Thursday, March 31, 2011
This is a run of the mill locked room murder mystery, but for locked room, read island - with a finite list of suspects.
Dalgliesh and crew arrive and solve a plot that is very basic and as the reader is not given any information its what I call a cheater plot, no information to the reader and then a whole lot of facts are revealed in the last 20 pages and there it is.
To be fair Ms James was 85 when she wrote this - it no where near the best she has done and she would probably admit it.
There is a 33 page prologue and if I live to be 100 I don't know what its got to do with the story. Give it a miss if you have a choice.
Volume two in the Darcy Dancer trilogy.
This finds Darcy home at his ancestral seat, broke, with a house full of drunken thieving servants and a maid who he falls in love with. Masterfully described fox hunting debacle's and some great sex scenes.
This is very very funny with an amazing cast of characters. It rude , crude and disgusting, not as much as volume three which I have already read but close.
My only complaint is that its about 100 pages too long, but great fun.
This is the very first Dalziel and Pascoe novel, all the way from 1970.
The characters are very one dimensional and obviously have yet to develop into the great two that they have later become.

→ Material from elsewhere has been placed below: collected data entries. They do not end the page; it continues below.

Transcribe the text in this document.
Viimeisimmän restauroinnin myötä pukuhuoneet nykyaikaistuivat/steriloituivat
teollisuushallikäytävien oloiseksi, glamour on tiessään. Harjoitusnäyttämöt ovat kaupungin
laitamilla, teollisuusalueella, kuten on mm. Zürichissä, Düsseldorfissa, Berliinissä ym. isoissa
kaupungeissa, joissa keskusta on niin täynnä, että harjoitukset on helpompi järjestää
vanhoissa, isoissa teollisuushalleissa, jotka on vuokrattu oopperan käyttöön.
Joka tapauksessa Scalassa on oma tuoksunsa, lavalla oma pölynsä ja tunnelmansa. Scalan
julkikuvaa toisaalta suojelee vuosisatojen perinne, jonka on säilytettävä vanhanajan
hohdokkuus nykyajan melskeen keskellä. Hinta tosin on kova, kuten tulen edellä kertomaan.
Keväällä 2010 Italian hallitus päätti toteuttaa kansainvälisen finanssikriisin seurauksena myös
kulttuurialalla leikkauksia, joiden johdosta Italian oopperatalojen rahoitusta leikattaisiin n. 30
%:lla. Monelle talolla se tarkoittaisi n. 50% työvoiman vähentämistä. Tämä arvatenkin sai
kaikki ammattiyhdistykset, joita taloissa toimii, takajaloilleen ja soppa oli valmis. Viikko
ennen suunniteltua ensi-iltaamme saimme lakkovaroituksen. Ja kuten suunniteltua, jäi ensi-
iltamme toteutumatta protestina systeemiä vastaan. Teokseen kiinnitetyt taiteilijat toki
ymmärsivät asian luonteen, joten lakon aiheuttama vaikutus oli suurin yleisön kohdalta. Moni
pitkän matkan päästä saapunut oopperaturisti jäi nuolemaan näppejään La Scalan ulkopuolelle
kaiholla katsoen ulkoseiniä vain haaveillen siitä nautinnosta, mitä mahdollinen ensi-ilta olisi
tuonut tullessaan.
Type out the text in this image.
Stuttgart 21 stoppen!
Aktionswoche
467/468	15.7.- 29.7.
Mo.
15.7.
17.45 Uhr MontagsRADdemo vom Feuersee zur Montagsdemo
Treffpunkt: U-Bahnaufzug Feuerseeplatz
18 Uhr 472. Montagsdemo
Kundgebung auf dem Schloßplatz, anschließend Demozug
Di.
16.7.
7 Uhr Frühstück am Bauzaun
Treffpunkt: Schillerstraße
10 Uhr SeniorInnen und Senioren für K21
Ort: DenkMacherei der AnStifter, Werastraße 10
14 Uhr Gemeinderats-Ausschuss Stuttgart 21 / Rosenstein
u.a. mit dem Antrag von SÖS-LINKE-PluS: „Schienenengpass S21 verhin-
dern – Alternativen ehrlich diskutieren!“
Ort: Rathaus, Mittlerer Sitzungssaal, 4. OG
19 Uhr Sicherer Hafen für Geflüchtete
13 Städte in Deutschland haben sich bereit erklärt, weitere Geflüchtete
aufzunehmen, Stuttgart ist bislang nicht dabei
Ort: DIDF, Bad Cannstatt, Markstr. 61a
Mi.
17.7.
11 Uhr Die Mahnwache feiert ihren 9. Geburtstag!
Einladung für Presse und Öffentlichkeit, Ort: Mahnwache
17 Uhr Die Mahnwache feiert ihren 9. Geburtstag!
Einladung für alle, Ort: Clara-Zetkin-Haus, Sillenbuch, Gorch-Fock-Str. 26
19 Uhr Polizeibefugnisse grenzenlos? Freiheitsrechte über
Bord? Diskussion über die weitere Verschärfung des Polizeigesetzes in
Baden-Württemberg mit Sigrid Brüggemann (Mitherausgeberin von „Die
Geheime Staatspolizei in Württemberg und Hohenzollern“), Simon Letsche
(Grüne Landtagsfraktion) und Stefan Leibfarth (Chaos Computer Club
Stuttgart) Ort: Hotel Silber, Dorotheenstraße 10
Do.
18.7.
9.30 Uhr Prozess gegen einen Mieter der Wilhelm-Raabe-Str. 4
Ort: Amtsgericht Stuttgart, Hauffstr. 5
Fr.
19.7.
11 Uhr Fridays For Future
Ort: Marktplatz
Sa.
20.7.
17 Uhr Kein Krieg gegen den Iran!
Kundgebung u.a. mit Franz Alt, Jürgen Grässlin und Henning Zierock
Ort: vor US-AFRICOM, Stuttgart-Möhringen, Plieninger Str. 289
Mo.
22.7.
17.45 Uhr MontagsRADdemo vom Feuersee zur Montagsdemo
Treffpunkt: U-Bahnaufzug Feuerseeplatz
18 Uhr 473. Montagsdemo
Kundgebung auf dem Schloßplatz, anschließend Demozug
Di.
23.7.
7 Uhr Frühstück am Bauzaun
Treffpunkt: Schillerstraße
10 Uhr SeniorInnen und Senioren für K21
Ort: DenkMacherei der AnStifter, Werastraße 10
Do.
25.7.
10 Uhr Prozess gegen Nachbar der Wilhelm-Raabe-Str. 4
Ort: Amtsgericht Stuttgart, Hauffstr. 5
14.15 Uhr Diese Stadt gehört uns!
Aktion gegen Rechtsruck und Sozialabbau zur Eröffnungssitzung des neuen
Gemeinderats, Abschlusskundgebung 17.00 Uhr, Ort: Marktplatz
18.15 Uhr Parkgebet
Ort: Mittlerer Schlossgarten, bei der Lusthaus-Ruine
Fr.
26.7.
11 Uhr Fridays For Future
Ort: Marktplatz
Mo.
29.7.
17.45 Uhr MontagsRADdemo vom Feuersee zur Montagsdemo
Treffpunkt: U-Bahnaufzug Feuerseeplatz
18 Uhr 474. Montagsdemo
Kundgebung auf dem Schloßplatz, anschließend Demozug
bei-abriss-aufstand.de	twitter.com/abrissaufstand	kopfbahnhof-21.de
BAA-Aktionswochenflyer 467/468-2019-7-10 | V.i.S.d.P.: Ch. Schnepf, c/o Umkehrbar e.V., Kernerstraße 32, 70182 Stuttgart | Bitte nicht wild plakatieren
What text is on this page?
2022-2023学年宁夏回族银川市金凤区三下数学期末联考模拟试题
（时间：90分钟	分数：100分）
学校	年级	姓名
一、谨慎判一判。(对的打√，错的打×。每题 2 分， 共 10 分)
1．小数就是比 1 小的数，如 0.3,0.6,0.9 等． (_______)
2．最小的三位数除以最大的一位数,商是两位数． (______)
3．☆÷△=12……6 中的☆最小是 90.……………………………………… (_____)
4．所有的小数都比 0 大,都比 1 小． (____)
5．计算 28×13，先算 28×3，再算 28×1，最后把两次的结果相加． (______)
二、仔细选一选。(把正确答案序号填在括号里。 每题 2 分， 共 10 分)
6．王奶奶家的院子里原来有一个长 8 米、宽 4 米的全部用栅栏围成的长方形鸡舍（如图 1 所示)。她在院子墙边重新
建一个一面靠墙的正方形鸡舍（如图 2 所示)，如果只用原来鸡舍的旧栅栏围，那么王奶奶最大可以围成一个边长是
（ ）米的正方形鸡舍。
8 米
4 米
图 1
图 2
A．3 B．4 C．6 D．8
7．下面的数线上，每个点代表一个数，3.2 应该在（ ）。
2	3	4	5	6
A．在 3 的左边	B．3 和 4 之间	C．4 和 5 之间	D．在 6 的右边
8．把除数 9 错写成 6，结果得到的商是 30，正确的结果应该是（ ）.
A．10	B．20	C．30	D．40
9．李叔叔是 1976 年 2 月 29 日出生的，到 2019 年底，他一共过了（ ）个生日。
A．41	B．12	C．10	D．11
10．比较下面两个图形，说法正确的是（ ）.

Fat Andy is already scratching himself inappropriately and being rude but not to the extent that he is now, Pascoe is a very serious young man more interested in sleeping with the witnesses than working for Dalziel.
The plot is ordinary, but I have been spoilt reading his latter works first.
I can see why Hill's publishers stuck with him though and let him develop into the great crime writer he has become
Twelve volumes, 2979 pages, approximately one million words and over three hundred different characters. And I can say I enjoyed every bit of this experience.
The story starts post WWI at a English public school and ends when the main characters are in late middle age ( mid 70's).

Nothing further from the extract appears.